Gonzales is spearheading opposition to a proposed 600-megawatt generating facility in Coyote Valley because of its proximity to a residential area at the site of a planned Cisco Systems office complex.

"There's plenty of opportunities to generate power in the city," he said. "This project is just in the wrong site."

The matter is now in the hands of the California Energy Commission, which is expected to issue a ruling by May.

Cisco, critics say, twisted the mayor's arm to fight the plant because it did not want a generating facility in its neighborhood. The area will be home to thousands of well-heeled tech workers.

"It's politics," said Breon at the Audubon Society. "City officials are making political decisions rather than good planning decisions."

Ted Smith, executive director of the Silicon Valley Toxics Coalition, a grassroots organization, is calling for a moratorium on construction of all new server farms in the South Bay until sufficient power can be found to keep them running.

"Until they figure out how to build these things without draining the electricity grid even dryer it is, they shouldn't build them," he said.

"The Internet industry is creating unintended consequences that will really screw up our future," Smith added. "They are so busy focusing on next quarter's profits that they don't stop and think about the consequences." .

-------------------------------------------------------------------------------- . SOME FAST FACTS ABOUT 'SERVER FARMS' . -- What are they? "Server farms" are facilities dedicated exclusively to housing powerful computers for Internet use.

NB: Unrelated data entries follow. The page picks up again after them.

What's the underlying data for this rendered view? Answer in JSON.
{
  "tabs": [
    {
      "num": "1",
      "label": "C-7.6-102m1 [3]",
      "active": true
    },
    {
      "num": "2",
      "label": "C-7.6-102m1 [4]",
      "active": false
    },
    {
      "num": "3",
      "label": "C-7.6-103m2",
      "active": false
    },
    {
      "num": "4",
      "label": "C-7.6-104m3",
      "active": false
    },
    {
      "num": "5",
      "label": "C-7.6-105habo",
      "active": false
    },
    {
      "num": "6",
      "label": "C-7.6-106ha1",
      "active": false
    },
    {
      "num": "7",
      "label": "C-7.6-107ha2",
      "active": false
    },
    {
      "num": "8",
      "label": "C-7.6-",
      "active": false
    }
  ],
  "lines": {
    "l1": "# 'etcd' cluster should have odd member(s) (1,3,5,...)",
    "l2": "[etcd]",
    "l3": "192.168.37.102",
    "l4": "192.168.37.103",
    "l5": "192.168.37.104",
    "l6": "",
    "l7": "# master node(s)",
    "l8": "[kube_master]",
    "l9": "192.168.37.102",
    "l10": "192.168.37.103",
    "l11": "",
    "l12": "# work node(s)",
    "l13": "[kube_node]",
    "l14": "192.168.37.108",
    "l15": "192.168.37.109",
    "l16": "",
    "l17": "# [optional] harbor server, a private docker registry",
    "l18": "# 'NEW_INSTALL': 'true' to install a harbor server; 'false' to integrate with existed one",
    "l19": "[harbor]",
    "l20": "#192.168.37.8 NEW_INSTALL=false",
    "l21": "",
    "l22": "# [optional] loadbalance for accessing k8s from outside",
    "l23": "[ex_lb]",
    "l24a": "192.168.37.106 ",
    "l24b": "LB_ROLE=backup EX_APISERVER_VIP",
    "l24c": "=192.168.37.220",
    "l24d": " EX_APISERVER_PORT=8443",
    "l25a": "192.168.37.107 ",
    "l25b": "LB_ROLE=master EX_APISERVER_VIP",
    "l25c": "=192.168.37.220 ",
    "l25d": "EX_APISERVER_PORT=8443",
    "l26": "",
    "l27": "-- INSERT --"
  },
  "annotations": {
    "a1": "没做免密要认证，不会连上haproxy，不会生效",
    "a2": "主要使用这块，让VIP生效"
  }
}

-- Who uses them? Companies and individuals pay server farms to maintain their Web sites, handle Net traffic and store vast amounts of data -- functions that otherwise would require extensive hardware and technical support.

-- Why do they use them? As Internet use explodes, server farms play an increasingly vital role in managing data and keeping information moving.

-- What's the problem? Server farms drain considerable amounts of electricity to keep running.